I can’t imagine how I would have reacted if we had stayed and the failed sewer line had been our curse. I would have tried to rescue as many plants as possible, but such an undertaking at this time of the year would most certainly have led to many casualties. I can’t imagine the new owners even attempted to save the Salvias, Hellebores, Spegillias, Geraniums and numerous other perennials that were just starting to look established.
I drove by today and the front yard was a wreck of uplifted roots and ugly orange clay brought up from the trenches. I wonder if it will just be seeded with lawn in the spring. Well, as I previously stated (with thanks to Joan Didion), Goodbye To All That…Pictured: The Overbrook Garden in happier, infancy years, with Ms. Mama to Be and Baby Belly E.

Tuesday, January 1, 2008

From Scratch: The Lutherville Garden

I begin, alone, staring out on some despicable forsythia, a few pines (or are they spruces? I’ve had little experience with such evergreens), and a whole lot of bamboo, pachysandra, and ivy. I rake fallen leaves from a weedy silver maple into outlines for beds and kick rotted green walnuts into the stream.

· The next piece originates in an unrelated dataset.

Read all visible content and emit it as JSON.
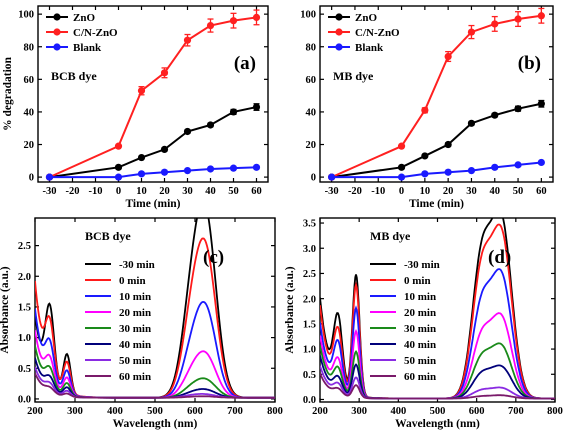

As I play with the shapes of these tentative beds, deer peer out from the woods and survey my handy work, salivating with anticipation of spring’s fresh, tender young shoots.
The beds I have outlined are expansive – silly, really, since I now have diminished energies and finances and should probably stick to a front bed of inpatients and dusty miller. Gone are the well established Hellebores, sages, and shrubs thriving in a Bambi-free zone. I am embarking into futility. But even the simple act of creating beds from fallen leaves, impermanent and wind-blown as they may be, sustains and carries over the feeling that I am creating. I am beginning. And I am in love with the water, branches, and earth.